Ray-slash-Peter, heal thyself. Daniels shows that this character knows that his argument doesn’t hold water, not a drop. As Williams decides to sit comfortably in a chair, knowing that the onus is on him, Daniels walks as if he’s avoiding a boxer in the ring. The actor clenches his teeth so much that it’s a wonder he has any enamel left on the top of his bottom row. He lets us see that a now-served three-year, seven-month jail sentence doesn’t end the feelings of guilt, shame and remorse. Those provide a lifetime sentence, and Una’s here to assume the role of jailer.

So many actors who sweat on-stage wish that they could control the flow, for surging perspiration implies the nervousness or insecurity an actor cannot afford to have. Perhaps Daniels is a natural perspirer, but we’d all prefer to think that the sweat that covers his face comes from his getting totally into character. He hyperventilates as if he’s just run up all 354 steps to the top of the Statue of Liberty.

But there’s no liberty awaiting him here. Una taunts, mocks and laughs at him. If we adhere to the time-honored belief that “two wrongs don’t make a right,” we can’t much like her, either. The truth is, she doesn’t like herself, either. Soon we see her hunching her shoulders forward in shame and adopting a posture that suggests she’s ready to be shot by a firing squad.

And yet both Peter and Una rally and occasionally use the pronouns that make us shudder: “we” and “us.” An audience would rather not think of them as a unit. Does each of them use the words in hopes of reuniting? Twenty-nine minutes pass before the word “love” is used – but it does arrive.

If Google were a pay site, Harrower would have gone broke while researching, for he’s undoubtedly found every ramification of adult-child sexual relationships. Harrower fills in every possible detail of what went wrong – and what each of them did wrong. That includes how empowered Una felt by bringing Ray sexual and romantic pleasure as well as mention of salacious Polaroids and devised signals to clandestinely meet and minimize their getting caught.

But caught they were, which resulted in Una’s receiving her own type of sentence: seeing a psychiatrist and dealing with parents who never could view their little girl in the same way. “I cried more than I spoke,” she says, choking back tears. Ray doesn’t say he did, but he does mention that fellow prisoners viewed him as the lowest of the low as they do all child molesters.

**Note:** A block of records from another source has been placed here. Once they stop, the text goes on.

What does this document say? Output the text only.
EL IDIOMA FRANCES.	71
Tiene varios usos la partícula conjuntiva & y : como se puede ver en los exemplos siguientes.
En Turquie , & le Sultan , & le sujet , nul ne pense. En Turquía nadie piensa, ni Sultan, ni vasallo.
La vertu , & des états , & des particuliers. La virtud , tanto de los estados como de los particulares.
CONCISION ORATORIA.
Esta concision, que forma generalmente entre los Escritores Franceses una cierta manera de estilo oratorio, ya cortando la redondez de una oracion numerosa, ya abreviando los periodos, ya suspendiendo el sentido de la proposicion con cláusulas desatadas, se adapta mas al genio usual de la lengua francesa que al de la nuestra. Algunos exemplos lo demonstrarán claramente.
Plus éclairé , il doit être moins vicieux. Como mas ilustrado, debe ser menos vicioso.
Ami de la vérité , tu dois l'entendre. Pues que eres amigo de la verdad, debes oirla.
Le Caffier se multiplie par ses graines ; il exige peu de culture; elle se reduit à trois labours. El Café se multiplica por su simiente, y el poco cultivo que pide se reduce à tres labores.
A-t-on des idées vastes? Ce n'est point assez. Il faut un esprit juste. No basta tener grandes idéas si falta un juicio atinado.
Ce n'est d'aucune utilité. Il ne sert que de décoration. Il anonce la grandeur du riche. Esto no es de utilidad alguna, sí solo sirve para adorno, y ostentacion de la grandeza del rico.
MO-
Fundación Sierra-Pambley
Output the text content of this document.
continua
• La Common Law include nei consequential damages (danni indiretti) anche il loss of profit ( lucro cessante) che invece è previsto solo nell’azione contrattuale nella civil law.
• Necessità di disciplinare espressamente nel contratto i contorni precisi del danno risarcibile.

Lest it all sound so talky, Harrower allows a couple of moments in which words aren’t used at all; they say quite a bit about what these two are feeling before a most unexpected surprise ending.

Many of us remember taking driver’s ed and being shown dolefully cautionary films about teens who speed, get into accidents and either die or become horribly maimed. Perhaps those unfortunate people who have pedophilic tendencies but have thus far refrained from acting on them should see BLACKBIRD. They – and countless children – could profit from seeing what the future would hold for them if they were to make the same mistake that Ray did.

The millions of others who don’t need this advice? Safe to say that they won’t be entertained by BLACKBIRD in the conventional sense of the word “entertained.” But if being mesmerized and holding one’s breath for nearly an hour- and-a-half is something a theatergoer wants to experience, BLACKBIRD is here to provide it.